The credibility of Governor Pataki’s approach depends on the public’s belief that the safety review will be an “independent, balanced examination,” unaffected by politics. Thus, the Republican Governor authorized New York State to pay $800,554 to a Democrat, James Lee Witt of James Lee Witt Associates. Between 1993 and 2001, Mr. Witt served as the head of the Federal Emergency Management Agency (FEMA) under President Bill Clinton, and his experience in emergency preparedness goes back to the 1980’s.

But a closer look at Witt’s career reveals that his expertise is in reviewing and approving emergency preparedness plans. James Lee Witt has never recommended that a nuclear plant be closed ? and has repeatedly okayed evacuation plans, including Indian Point’s. To put it another way, Governor Pataki’s appointee has never met a nuclear reactor that he didn’t think could be evacuated.

James Lee Witt grew up in Dardanelle, Arkansas, a town of 3,500 that lies directly across the Arkansas River from Units 1 and 2 of Arkansas Nuclear One. These nuclear plants were built by Arkansas Power and Light Company and are presently owned and operated by Entergy, the same utilities company that owns and operates Indian Point.

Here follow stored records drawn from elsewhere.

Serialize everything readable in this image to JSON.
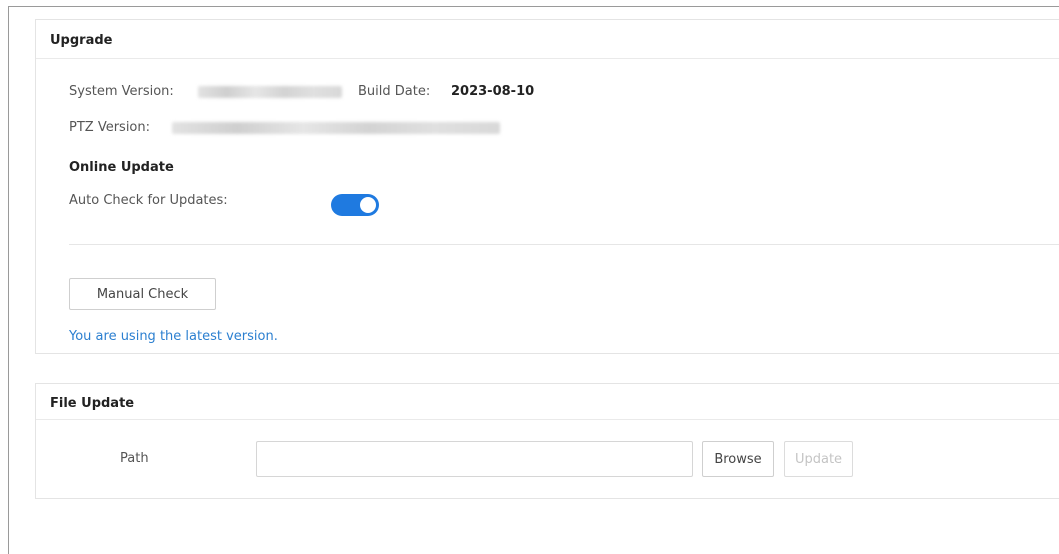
{
  "upgrade": {
    "title": "Upgrade",
    "system_version_label": "System Version:",
    "build_date_label": "Build Date:",
    "build_date_value": "2023-08-10",
    "ptz_version_label": "PTZ Version:",
    "online_update_heading": "Online Update",
    "auto_check_label": "Auto Check for Updates:",
    "auto_check_enabled": true,
    "manual_check_label": "Manual Check",
    "status_message": "You are using the latest version."
  },
  "file_update": {
    "title": "File Update",
    "path_label": "Path",
    "path_value": "",
    "browse_label": "Browse",
    "update_label": "Update"
  },
  "colors": {
    "accent": "#1f7ae0",
    "status_text": "#2b7fd0"
  }
}
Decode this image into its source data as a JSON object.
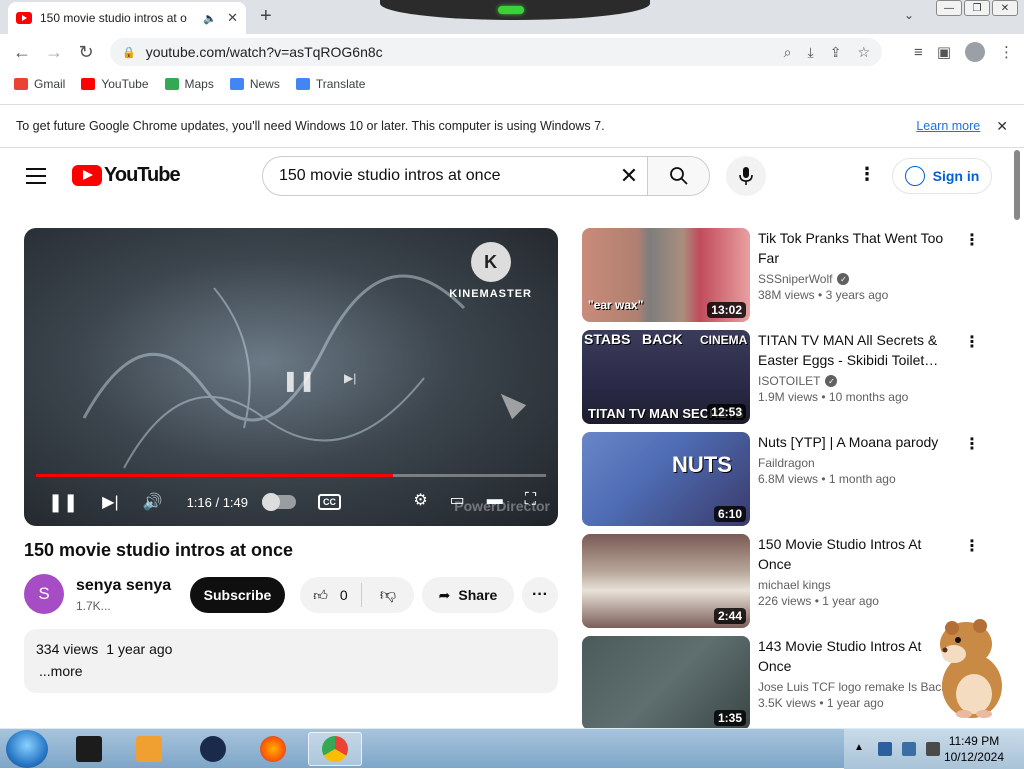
{
  "browser": {
    "tab_title": "150 movie studio intros at o",
    "audio_icon": "speaker-icon",
    "url": "youtube.com/watch?v=asTqROG6n8c"
  },
  "bookmarks": [
    {
      "label": "Gmail",
      "color": "#ea4335"
    },
    {
      "label": "YouTube",
      "color": "#ff0000"
    },
    {
      "label": "Maps",
      "color": "#34a853"
    },
    {
      "label": "News",
      "color": "#4285f4"
    },
    {
      "label": "Translate",
      "color": "#4285f4"
    }
  ],
  "infobar": {
    "message": "To get future Google Chrome updates, you'll need Windows 10 or later. This computer is using Windows 7.",
    "link": "Learn more"
  },
  "youtube": {
    "logo_text": "YouTube",
    "search_query": "150 movie studio intros at once",
    "signin_label": "Sign in"
  },
  "player": {
    "watermark_top": "KINEMASTER",
    "watermark_bottom": "PowerDirector",
    "time": "1:16 / 1:49",
    "progress": 0.7,
    "buffered": 0.93
  },
  "video": {
    "title": "150 movie studio intros at once",
    "channel_initial": "S",
    "channel_name": "senya senya",
    "subscribers": "1.7K...",
    "subscribe_label": "Subscribe",
    "likes": "0",
    "share_label": "Share",
    "views": "334 views",
    "age": "1 year ago",
    "more": "...more"
  },
  "recommendations": [
    {
      "title": "Tik Tok Pranks That Went Too Far",
      "channel": "SSSniperWolf",
      "verified": true,
      "views": "38M views",
      "age": "3 years ago",
      "duration": "13:02",
      "thumb_text": "\"ear wax\""
    },
    {
      "title": "TITAN TV MAN All Secrets & Easter Eggs - Skibidi Toilet…",
      "channel": "ISOTOILET",
      "verified": true,
      "views": "1.9M views",
      "age": "10 months ago",
      "duration": "12:53",
      "thumb_text": [
        "STABS",
        "BACK",
        "CINEMA",
        "TITAN TV MAN SECRETS"
      ]
    },
    {
      "title": "Nuts [YTP] | A Moana parody",
      "channel": "Faildragon",
      "verified": false,
      "views": "6.8M views",
      "age": "1 month ago",
      "duration": "6:10",
      "thumb_text": "NUTS"
    },
    {
      "title": "150 Movie Studio Intros At Once",
      "channel": "michael kings",
      "verified": false,
      "views": "226 views",
      "age": "1 year ago",
      "duration": "2:44"
    },
    {
      "title": "143 Movie Studio Intros At Once",
      "channel": "Jose Luis TCF logo remake Is Back",
      "verified": false,
      "views": "3.5K views",
      "age": "1 year ago",
      "duration": "1:35"
    }
  ],
  "taskbar": {
    "time": "11:49 PM",
    "date": "10/12/2024"
  }
}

After graduating from Dardanelle High School, Witt founded Witt Construction, a commercial and residential building company in 1968. That same year, a construction permit was issued for Arkansas Unit 1, followed four years later by Unit 2. Witt managed his construction company for twelve years, during which time the reactors helped make utilities one of the area’s top three employers and a major contributor to the local tax base. Arkansas Unit One went on line in 1974, Unit Two in 1980.

In 1979, Witt became County Judge of Yell County, the area’s chief elected official. He served six terms in this position. In 1988, then-Governor Bill Clinton appointed Witt director of the Arkansas State Office of Emergency Services. (Clinton would later describe Witt as “a county judge in a county where all the Clintons came from.”) For five years, Witt coordinated the preparedness, response and evacuation capabilities for Entergy’s reactors. Simultaneously, he was chairperson of the Arkansas State Nuclear Advisory Board.

When President Clinton entered the White House in 1993, he appointed Witt head of FEMA. Following the Three Mile Island incident in 1979, FEMA had become the lead federal agency in charge of nuclear power plants’ off site emergency response plans. According to the Memorandum of Understanding between FEMA and the Nuclear Regulatory Commission (NRC), the NRC uses FEMA’s findings on emergency evacuation preparedness and plans to make its decision not only about issuing licenses but taking enforcement actions including “violations, civil penalties, orders, or shutdown of operating reactors.”

Federal law requires FEMA to test each site’s emergency preparedness plans every two years. During Witt’s leadership, FEMA tested and commented upon hundreds of exercises nationwide without ever recommending that a nuclear plant be closed. Indian Point, in particular, regularly received FEMA approval for its Emergency Response Plan. For example in 1996, with Witt as its director, FEMA’s regional office signed off on Indian Point’s evacuation plan as “adequate to protect the health and safety of the public living in the vicinity of the plant.” In June 1998, Indian Point conducted its tenth emergency evacuation test, and FEMA approved its performance — as it had all previous tests.

At the recent (September 24, 2002) mock drill at Indian Point, the Governor again remarked on Witt’s “outside, objective review.” As a paid consultant, James Lee Witt commented, “A realistic plan dealing with the possibility of terrorism has to look at every possibility from the shortest time frame to the longest.”

What Mr. Witt and Governor Pataki apparently refuse to consider is that there may be no realistic plan for evacuating Indian Point. Under the guise of commissioning an independent review that includes the option of closing Indian Point, Governor Pataki has bought himself time. That is more than the citizens of New York will be able to do should there be an accident at Indian Point.

DANIEL WOLFF is the author of The Memphis Blues Again and You Send Me: the Life and Times of Sam Cooke.